To try and get a clean VM clone for each PR, we set the node to take itself offline as soon as it is idle, which shuts down and removes the previous cloned VM.
Jenkins does not currently allow us to configure the Idle delay to less than one minute.
If you need to make node specific modifications such as:
- Modify the
checkmetrics
TOML file to take into account the performance of your node. - Add in site specific configs, such as PROXY settings.
- Modify paths, such as the
Jenkins
user HOME path or path to the scripts.
The recommended procedure for any of the previous modifications is to make a fork of this repository and keep your local modifications in a branch that tracks this main repository.
To configure proxies in the cloud-init user-data
file is complex, as we need
to set up the proxies for a number of programs, including, apt
, git
, and docker
. To
make this process simpler, an example user-data.proxy
file
is included in the ubuntu16.04
subdirectory.
The default checkmetrics.toml
file provided in each distro subdirectory with the VM
scripts will probably not match the results produced on your particular system.

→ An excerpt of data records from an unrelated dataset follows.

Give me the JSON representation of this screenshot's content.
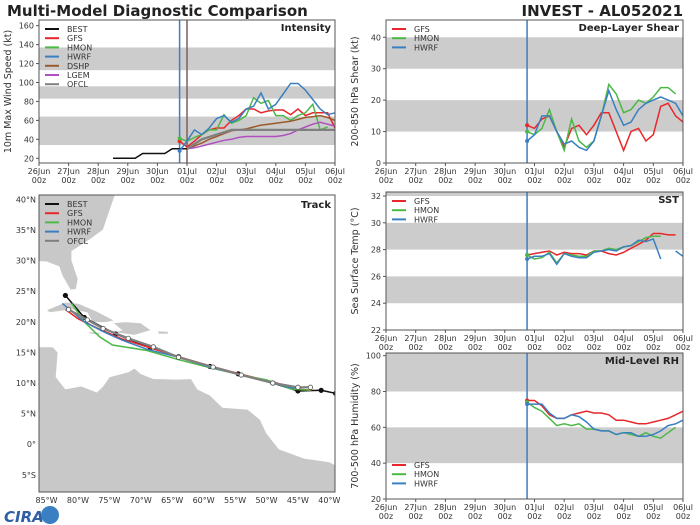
{
  "title": "Multi-Model Diagnostic Comparison",
  "storm_title": "INVEST - AL052021",
  "logo_text": "CIRA",
  "colors": {
    "BEST": "#111111",
    "GFS": "#e8272a",
    "HMON": "#4cb847",
    "HWRF": "#3a7fc1",
    "DSHP": "#9c5a2c",
    "LGEM": "#b04fc0",
    "OFCL": "#808080"
  },
  "time_ticks": [
    [
      "26Jun",
      "00z"
    ],
    [
      "27Jun",
      "00z"
    ],
    [
      "28Jun",
      "00z"
    ],
    [
      "29Jun",
      "00z"
    ],
    [
      "30Jun",
      "00z"
    ],
    [
      "01Jul",
      "00z"
    ],
    [
      "02Jul",
      "00z"
    ],
    [
      "03Jul",
      "00z"
    ],
    [
      "04Jul",
      "00z"
    ],
    [
      "05Jul",
      "00z"
    ],
    [
      "06Jul",
      "00z"
    ]
  ],
  "chart_data": [
    {
      "id": "intensity",
      "type": "line",
      "title": "Intensity",
      "ylabel": "10m Max Wind Speed (kt)",
      "xlim": [
        "2021-06-26T00",
        "2021-07-06T00"
      ],
      "ylim": [
        15,
        166
      ],
      "yticks": [
        20,
        40,
        60,
        80,
        100,
        120,
        140,
        160
      ],
      "bands": [
        [
          34,
          64
        ],
        [
          83,
          96
        ],
        [
          113,
          137
        ]
      ],
      "vlines": [
        {
          "time": "2021-06-30T18",
          "color": "#3a7fc1"
        },
        {
          "time": "2021-07-01T00",
          "color": "#7a6060"
        }
      ],
      "legend": [
        "BEST",
        "GFS",
        "HMON",
        "HWRF",
        "DSHP",
        "LGEM",
        "OFCL"
      ],
      "series": [
        {
          "name": "BEST",
          "start": "2021-06-28T12",
          "step_hours": 6,
          "values": [
            20,
            20,
            20,
            20,
            25,
            25,
            25,
            25,
            30,
            30,
            30
          ]
        },
        {
          "name": "GFS",
          "start": "2021-06-30T18",
          "step_hours": 6,
          "values": [
            38,
            32,
            38,
            45,
            50,
            52,
            52,
            60,
            65,
            72,
            72,
            68,
            70,
            71,
            71,
            66,
            72,
            65,
            68,
            68,
            68,
            52
          ]
        },
        {
          "name": "HMON",
          "start": "2021-06-30T18",
          "step_hours": 6,
          "values": [
            41,
            38,
            42,
            45,
            50,
            50,
            66,
            57,
            60,
            65,
            84,
            78,
            81,
            65,
            65,
            60,
            65,
            68,
            77,
            50,
            53
          ]
        },
        {
          "name": "HWRF",
          "start": "2021-06-30T18",
          "step_hours": 6,
          "values": [
            28,
            38,
            50,
            45,
            52,
            62,
            65,
            58,
            62,
            72,
            75,
            89,
            72,
            77,
            88,
            99,
            99,
            92,
            82,
            72,
            66,
            68
          ]
        },
        {
          "name": "DSHP",
          "start": "2021-07-01T00",
          "step_hours": 6,
          "values": [
            30,
            33,
            36,
            40,
            43,
            46,
            49,
            50,
            51,
            53,
            55,
            56,
            57,
            58,
            59,
            61,
            63,
            64,
            65,
            63,
            60
          ]
        },
        {
          "name": "LGEM",
          "start": "2021-07-01T00",
          "step_hours": 6,
          "values": [
            30,
            31,
            33,
            35,
            37,
            39,
            40,
            42,
            43,
            43,
            43,
            43,
            43,
            44,
            46,
            50,
            53,
            56,
            58,
            56,
            54
          ]
        },
        {
          "name": "OFCL",
          "start": "2021-07-01T00",
          "step_hours": 12,
          "values": [
            30,
            40,
            45,
            50,
            50,
            50,
            50,
            50,
            50,
            50,
            50
          ]
        }
      ]
    },
    {
      "id": "shear",
      "type": "line",
      "title": "Deep-Layer Shear",
      "ylabel": "200-850 hPa Shear (kt)",
      "xlim": [
        "2021-06-26T00",
        "2021-07-06T00"
      ],
      "ylim": [
        0,
        45.5
      ],
      "yticks": [
        0,
        10,
        20,
        30,
        40
      ],
      "bands": [
        [
          10,
          20
        ],
        [
          30,
          40
        ]
      ],
      "vlines": [
        {
          "time": "2021-06-30T18",
          "color": "#3a7fc1"
        }
      ],
      "legend": [
        "GFS",
        "HMON",
        "HWRF"
      ],
      "series": [
        {
          "name": "GFS",
          "start": "2021-06-30T18",
          "step_hours": 6,
          "values": [
            12,
            11,
            14,
            15,
            10,
            5,
            11,
            12,
            9,
            12,
            16,
            16,
            10,
            4,
            10,
            11,
            7,
            9,
            18,
            19,
            15,
            13
          ]
        },
        {
          "name": "HMON",
          "start": "2021-06-30T18",
          "step_hours": 6,
          "values": [
            10,
            9,
            11,
            17,
            10,
            4,
            14,
            7,
            5,
            7,
            15,
            25,
            22,
            16,
            17,
            20,
            19,
            21,
            24,
            24,
            22
          ]
        },
        {
          "name": "HWRF",
          "start": "2021-06-30T18",
          "step_hours": 6,
          "values": [
            7,
            9,
            15,
            15,
            10,
            6,
            7,
            5,
            4,
            7,
            15,
            23,
            17,
            12,
            13,
            17,
            19,
            20,
            21,
            20,
            19,
            15
          ]
        }
      ]
    },
    {
      "id": "sst",
      "type": "line",
      "title": "SST",
      "ylabel": "Sea Surface Temp (°C)",
      "xlim": [
        "2021-06-26T00",
        "2021-07-06T00"
      ],
      "ylim": [
        22,
        32.3
      ],
      "yticks": [
        22,
        24,
        26,
        28,
        30,
        32
      ],
      "bands": [
        [
          24,
          26
        ],
        [
          28,
          30
        ],
        [
          32,
          33
        ]
      ],
      "vlines": [
        {
          "time": "2021-06-30T18",
          "color": "#3a7fc1"
        }
      ],
      "legend": [
        "GFS",
        "HMON",
        "HWRF"
      ],
      "series": [
        {
          "name": "GFS",
          "start": "2021-06-30T18",
          "step_hours": 6,
          "values": [
            27.6,
            27.7,
            27.8,
            27.9,
            27.6,
            27.8,
            27.7,
            27.7,
            27.6,
            27.9,
            27.9,
            27.7,
            27.6,
            27.8,
            28.1,
            28.4,
            28.7,
            29.2,
            29.2,
            29.1,
            29.1
          ]
        },
        {
          "name": "HMON",
          "start": "2021-06-30T18",
          "step_hours": 6,
          "values": [
            27.6,
            27.3,
            27.4,
            27.8,
            27.0,
            27.7,
            27.6,
            27.5,
            27.5,
            27.9,
            27.9,
            28.1,
            28.0,
            28.2,
            28.3,
            28.6,
            28.9,
            29.0,
            29.0
          ]
        },
        {
          "name": "HWRF",
          "start": "2021-06-30T18",
          "step_hours": 6,
          "values": [
            27.3,
            27.5,
            27.5,
            27.7,
            26.9,
            27.7,
            27.5,
            27.4,
            27.4,
            27.8,
            27.9,
            28.0,
            27.9,
            28.2,
            28.3,
            28.7,
            28.6,
            28.8,
            27.3,
            null,
            27.9,
            27.5
          ]
        }
      ]
    },
    {
      "id": "rh",
      "type": "line",
      "title": "Mid-Level RH",
      "ylabel": "700-500 hPa Humidity (%)",
      "xlim": [
        "2021-06-26T00",
        "2021-07-06T00"
      ],
      "ylim": [
        20,
        101.5
      ],
      "yticks": [
        20,
        40,
        60,
        80,
        100
      ],
      "bands": [
        [
          40,
          60
        ],
        [
          80,
          101.5
        ]
      ],
      "vlines": [
        {
          "time": "2021-06-30T18",
          "color": "#3a7fc1"
        }
      ],
      "legend": [
        "GFS",
        "HMON",
        "HWRF"
      ],
      "series": [
        {
          "name": "GFS",
          "start": "2021-06-30T18",
          "step_hours": 6,
          "values": [
            75,
            75,
            72,
            67,
            65,
            65,
            67,
            68,
            69,
            68,
            68,
            67,
            64,
            64,
            63,
            62,
            62,
            63,
            64,
            65,
            67,
            69
          ]
        },
        {
          "name": "HMON",
          "start": "2021-06-30T18",
          "step_hours": 6,
          "values": [
            74,
            71,
            69,
            65,
            61,
            62,
            61,
            62,
            59,
            59,
            58,
            58,
            56,
            57,
            56,
            55,
            57,
            55,
            54,
            57,
            60
          ]
        },
        {
          "name": "HWRF",
          "start": "2021-06-30T18",
          "step_hours": 6,
          "values": [
            73,
            73,
            73,
            68,
            65,
            65,
            67,
            66,
            63,
            59,
            58,
            58,
            56,
            57,
            57,
            55,
            55,
            56,
            58,
            61,
            62,
            64
          ]
        }
      ]
    },
    {
      "id": "track",
      "type": "map-track",
      "title": "Track",
      "lon_range": [
        -86.2,
        -39.1
      ],
      "lat_range": [
        -7.8,
        40.7
      ],
      "lon_ticks": [
        -85,
        -80,
        -75,
        -70,
        -65,
        -60,
        -55,
        -50,
        -45,
        -40
      ],
      "lon_labels": [
        "85°W",
        "80°W",
        "75°W",
        "70°W",
        "65°W",
        "60°W",
        "55°W",
        "50°W",
        "45°W",
        "40°W"
      ],
      "lat_ticks": [
        40,
        35,
        30,
        25,
        20,
        15,
        10,
        5,
        0,
        -5
      ],
      "lat_labels": [
        "40°N",
        "35°N",
        "30°N",
        "25°N",
        "20°N",
        "15°N",
        "10°N",
        "5°N",
        "0°",
        "5°S"
      ],
      "legend": [
        "BEST",
        "GFS",
        "HMON",
        "HWRF",
        "OFCL"
      ],
      "series": [
        {
          "name": "BEST",
          "points": [
            [
              -39,
              8.3
            ],
            [
              -41.3,
              8.8
            ],
            [
              -45,
              8.7
            ],
            [
              -49,
              10
            ],
            [
              -54.5,
              11.5
            ],
            [
              -59,
              12.7
            ],
            [
              -64,
              14.3
            ],
            [
              -68.5,
              15.8
            ],
            [
              -74,
              18
            ],
            [
              -79,
              20.7
            ],
            [
              -82,
              24.3
            ]
          ]
        },
        {
          "name": "GFS",
          "points": [
            [
              -42.8,
              8.8
            ],
            [
              -45,
              9
            ],
            [
              -49,
              10.2
            ],
            [
              -54,
              11.4
            ],
            [
              -59,
              12.8
            ],
            [
              -64,
              14.3
            ],
            [
              -69,
              15.9
            ],
            [
              -73,
              17.2
            ],
            [
              -77,
              19
            ],
            [
              -80,
              20.5
            ],
            [
              -82,
              22
            ]
          ]
        },
        {
          "name": "HMON",
          "points": [
            [
              -43,
              8.8
            ],
            [
              -46,
              9
            ],
            [
              -50,
              10.5
            ],
            [
              -54,
              11.3
            ],
            [
              -59,
              12.5
            ],
            [
              -64,
              13.8
            ],
            [
              -69,
              15.3
            ],
            [
              -74.5,
              16.2
            ],
            [
              -76.5,
              17.5
            ],
            [
              -79,
              20
            ],
            [
              -81,
              23
            ]
          ]
        },
        {
          "name": "HWRF",
          "points": [
            [
              -43,
              9.4
            ],
            [
              -46,
              9.2
            ],
            [
              -50,
              10.3
            ],
            [
              -54,
              11.3
            ],
            [
              -59,
              12.6
            ],
            [
              -64,
              14.2
            ],
            [
              -69,
              15.5
            ],
            [
              -73,
              17
            ],
            [
              -76,
              18.4
            ],
            [
              -79,
              20
            ],
            [
              -82.5,
              23
            ]
          ]
        },
        {
          "name": "OFCL",
          "points": [
            [
              -43,
              9.3
            ],
            [
              -45,
              9.3
            ],
            [
              -49,
              10
            ],
            [
              -54,
              11.3
            ],
            [
              -58.5,
              12.6
            ],
            [
              -64,
              14.2
            ],
            [
              -68,
              15.9
            ],
            [
              -72,
              17.3
            ],
            [
              -76,
              18.9
            ],
            [
              -78.5,
              20.3
            ],
            [
              -81.5,
              22
            ]
          ]
        }
      ]
    }
  ]
}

You will
need to tune the checkmetrics.toml
file by doing a few test runs and determining the
values you require.
- Get Your Jenkins master/slave connection up and running and build jobs.

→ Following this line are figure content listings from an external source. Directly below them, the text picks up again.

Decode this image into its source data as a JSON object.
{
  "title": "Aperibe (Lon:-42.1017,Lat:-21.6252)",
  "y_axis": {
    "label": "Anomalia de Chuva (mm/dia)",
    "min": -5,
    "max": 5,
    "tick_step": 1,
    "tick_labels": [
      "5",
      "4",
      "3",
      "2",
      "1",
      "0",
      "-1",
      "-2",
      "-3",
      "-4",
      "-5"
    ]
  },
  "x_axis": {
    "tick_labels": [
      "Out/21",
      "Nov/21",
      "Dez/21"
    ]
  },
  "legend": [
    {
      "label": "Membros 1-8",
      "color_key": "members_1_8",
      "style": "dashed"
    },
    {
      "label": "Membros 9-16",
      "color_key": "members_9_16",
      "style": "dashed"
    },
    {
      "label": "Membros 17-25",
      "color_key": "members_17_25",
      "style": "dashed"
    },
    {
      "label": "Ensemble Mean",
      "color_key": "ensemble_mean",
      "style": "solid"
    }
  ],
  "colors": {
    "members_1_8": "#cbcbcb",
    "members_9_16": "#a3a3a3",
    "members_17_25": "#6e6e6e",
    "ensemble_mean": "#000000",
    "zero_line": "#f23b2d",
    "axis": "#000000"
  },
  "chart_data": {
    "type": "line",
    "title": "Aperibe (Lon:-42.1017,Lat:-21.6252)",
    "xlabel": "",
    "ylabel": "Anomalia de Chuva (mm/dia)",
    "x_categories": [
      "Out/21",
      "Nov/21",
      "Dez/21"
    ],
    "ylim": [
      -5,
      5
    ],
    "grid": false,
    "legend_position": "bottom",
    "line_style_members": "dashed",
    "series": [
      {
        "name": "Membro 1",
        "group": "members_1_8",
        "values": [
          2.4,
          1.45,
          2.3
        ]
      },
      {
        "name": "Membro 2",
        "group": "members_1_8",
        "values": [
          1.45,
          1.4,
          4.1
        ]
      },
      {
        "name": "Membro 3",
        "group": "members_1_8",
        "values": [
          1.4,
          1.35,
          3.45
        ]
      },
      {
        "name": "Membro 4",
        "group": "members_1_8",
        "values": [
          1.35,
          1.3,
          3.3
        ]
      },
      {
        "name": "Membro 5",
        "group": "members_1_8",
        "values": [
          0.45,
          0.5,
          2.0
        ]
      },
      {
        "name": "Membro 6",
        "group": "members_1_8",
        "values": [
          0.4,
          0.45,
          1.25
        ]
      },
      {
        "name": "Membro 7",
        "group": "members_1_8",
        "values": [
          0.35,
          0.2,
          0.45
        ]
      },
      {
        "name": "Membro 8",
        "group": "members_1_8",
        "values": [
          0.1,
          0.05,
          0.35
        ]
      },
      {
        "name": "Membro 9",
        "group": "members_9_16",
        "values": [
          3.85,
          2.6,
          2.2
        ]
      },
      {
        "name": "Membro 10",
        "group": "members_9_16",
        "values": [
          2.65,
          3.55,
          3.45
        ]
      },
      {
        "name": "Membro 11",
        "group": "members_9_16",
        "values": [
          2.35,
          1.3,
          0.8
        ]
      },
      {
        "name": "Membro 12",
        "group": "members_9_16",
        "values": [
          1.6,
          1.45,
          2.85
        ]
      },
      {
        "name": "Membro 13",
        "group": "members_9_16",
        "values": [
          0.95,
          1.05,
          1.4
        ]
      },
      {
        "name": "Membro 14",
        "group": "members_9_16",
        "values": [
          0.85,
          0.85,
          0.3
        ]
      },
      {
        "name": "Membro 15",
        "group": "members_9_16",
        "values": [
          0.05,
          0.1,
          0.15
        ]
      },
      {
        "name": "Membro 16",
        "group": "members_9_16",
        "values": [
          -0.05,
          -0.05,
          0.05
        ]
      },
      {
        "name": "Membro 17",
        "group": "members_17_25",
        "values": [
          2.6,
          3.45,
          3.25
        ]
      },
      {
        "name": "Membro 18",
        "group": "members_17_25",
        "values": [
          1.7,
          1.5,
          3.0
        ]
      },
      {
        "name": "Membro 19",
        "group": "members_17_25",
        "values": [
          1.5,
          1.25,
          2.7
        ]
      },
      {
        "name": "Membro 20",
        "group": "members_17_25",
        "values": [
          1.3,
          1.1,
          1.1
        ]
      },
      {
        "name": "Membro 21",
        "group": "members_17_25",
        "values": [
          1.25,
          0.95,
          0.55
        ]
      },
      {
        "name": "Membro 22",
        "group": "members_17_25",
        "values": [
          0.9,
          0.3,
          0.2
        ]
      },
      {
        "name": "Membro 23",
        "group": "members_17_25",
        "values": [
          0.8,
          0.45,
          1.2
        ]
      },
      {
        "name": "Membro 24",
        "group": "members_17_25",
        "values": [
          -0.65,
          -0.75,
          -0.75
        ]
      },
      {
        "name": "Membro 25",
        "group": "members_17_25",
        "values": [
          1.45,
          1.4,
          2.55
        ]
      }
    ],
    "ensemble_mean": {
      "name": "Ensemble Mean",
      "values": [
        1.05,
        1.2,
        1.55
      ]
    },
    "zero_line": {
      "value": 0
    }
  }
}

- Perform a few runs (>= 3). Expect them to fail the
checkmetrics
check. - Analyse the logs or the JSON files from those logs to determine the values your system produces.
- Edit the
checkmetrics.toml
file in the distro subdirectory on the agent machine. - Disable the slave in your Jenkins Master, and wait for all builds to finish.
One trick is to change any relevant slave label from say
metrics
tometricsX
to stop new jobs being scheduled on that slave. - Re-run scripts
2
and3
to rebuild the master VM image. - Re-enable the slave.
- Iterate from step (2) until you are satisfied with the results.